Парижанин вынул из кармана кожаный мешочек, из которого высовывались концы оборванной цепочки.
Он открыл его и достал знаменитый медальон.
– Эту вещь я вытащил из желудка змеи семь с половиной метров длиной. Змея нечаянно проглотила ее вместе с вором. Я не открывал медальон, не желая быть нескромным. Да и запирается он, вероятно, с каким-нибудь секретом. Впрочем, это неважно. Не угодно ли вам, сударыня, удостовериться, на месте ли билет?
Горячо поблагодарив юношу, который, в сущности, возвратил ей и семейное счастье, и состояние, мадам Барбантон дрожащими руками открыла медальон и вскрикнула от разочарования.
Медальон был пуст.
Фрике и Андре не знали, что думать, и только Барбантон хранил спокойствие.
– Ну что ж! – сказала больная, быстро все обдумав. – Билет потерян, значит, выигрыш пропал. Лучше не думать об этом. Хотя все-таки жаль: ведь он обеспечил бы нам безбедное существование. Ничего, мы оба будем работать – не правда ли, мой друг?

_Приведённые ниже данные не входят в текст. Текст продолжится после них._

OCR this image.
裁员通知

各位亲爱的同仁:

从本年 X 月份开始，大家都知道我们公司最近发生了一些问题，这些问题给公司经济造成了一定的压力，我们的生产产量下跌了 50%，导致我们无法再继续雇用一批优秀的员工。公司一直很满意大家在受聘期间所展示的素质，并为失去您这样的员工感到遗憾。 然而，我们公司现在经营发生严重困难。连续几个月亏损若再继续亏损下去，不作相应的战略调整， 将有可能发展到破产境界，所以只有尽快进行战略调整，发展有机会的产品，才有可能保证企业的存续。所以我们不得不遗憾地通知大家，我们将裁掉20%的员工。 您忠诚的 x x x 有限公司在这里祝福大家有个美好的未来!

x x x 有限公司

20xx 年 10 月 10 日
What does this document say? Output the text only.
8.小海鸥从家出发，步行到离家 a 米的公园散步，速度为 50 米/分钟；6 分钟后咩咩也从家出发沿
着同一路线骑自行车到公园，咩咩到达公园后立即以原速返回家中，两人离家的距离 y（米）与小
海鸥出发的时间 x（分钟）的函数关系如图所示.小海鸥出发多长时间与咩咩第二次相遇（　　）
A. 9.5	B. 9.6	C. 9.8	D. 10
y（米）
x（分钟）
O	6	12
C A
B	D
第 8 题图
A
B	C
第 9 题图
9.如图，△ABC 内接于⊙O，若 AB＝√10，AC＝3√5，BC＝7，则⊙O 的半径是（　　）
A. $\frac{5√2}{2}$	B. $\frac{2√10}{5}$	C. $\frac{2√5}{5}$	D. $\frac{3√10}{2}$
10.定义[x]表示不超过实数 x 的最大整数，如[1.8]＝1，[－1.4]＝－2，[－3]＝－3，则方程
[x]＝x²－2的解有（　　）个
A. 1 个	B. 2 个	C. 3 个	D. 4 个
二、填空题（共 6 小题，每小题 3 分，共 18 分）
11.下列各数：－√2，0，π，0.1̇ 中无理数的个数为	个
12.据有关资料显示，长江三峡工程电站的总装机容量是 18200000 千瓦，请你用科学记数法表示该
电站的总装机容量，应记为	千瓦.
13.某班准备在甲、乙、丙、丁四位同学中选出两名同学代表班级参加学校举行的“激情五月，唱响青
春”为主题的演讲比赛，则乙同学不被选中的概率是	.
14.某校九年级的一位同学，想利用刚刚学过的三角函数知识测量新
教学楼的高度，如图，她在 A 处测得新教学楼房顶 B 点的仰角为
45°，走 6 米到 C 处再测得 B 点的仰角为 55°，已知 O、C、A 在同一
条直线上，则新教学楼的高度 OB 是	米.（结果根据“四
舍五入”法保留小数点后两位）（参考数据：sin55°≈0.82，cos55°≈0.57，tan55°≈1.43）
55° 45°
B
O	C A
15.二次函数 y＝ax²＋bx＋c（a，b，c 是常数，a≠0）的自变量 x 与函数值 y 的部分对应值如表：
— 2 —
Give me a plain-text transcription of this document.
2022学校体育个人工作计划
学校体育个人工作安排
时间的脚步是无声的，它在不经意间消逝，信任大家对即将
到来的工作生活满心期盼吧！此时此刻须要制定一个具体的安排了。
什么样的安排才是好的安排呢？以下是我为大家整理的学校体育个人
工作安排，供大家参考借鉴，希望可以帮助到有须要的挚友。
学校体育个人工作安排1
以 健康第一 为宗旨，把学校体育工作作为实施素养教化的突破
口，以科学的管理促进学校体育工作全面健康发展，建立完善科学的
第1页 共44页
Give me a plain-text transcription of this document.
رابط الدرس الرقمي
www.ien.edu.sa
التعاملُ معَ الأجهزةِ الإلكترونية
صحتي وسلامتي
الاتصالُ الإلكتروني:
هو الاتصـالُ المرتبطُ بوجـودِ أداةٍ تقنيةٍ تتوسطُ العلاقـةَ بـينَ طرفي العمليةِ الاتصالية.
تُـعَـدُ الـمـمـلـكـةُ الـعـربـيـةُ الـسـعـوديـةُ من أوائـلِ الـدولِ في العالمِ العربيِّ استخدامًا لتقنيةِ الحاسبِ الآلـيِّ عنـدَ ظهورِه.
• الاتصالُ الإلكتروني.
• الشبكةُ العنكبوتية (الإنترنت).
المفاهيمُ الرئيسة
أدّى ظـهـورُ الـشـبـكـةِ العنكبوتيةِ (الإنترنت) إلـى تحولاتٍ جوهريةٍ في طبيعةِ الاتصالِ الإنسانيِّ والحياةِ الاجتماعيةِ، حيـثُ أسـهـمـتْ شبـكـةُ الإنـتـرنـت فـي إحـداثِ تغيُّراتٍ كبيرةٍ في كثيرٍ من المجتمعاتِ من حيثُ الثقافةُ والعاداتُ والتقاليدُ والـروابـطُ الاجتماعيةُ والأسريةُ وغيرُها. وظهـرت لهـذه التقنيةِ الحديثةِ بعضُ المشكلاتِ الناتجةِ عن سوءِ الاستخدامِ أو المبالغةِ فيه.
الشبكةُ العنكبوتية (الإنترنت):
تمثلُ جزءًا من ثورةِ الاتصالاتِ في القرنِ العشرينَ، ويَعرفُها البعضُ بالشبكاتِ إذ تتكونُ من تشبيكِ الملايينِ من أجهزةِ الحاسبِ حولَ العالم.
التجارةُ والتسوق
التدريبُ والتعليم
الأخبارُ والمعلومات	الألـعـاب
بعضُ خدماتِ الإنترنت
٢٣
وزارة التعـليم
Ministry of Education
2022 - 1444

– Элоди, вы потрясающая женщина. Уж как мне понравилось то, что вы сейчас сказали, вы и представить себе не можете. Конечно, мы будем работать, если захотим. А не захотим – будем жить на свои доходы. Вам это знакомо?
Он неторопливо вынул из кармана видавший виды бумажник, из него также неторопливо достал сложенную вчетверо бумажку и подал жене.
– Как!.. Билет!..
– Две тысячи четыреста двадцать один. Мой метрический номер, если вы не забыли.
– Вот это да! – вскричал изумленный Фрике. – Как же так, жандарм, билет у вас, а вы все время молчали?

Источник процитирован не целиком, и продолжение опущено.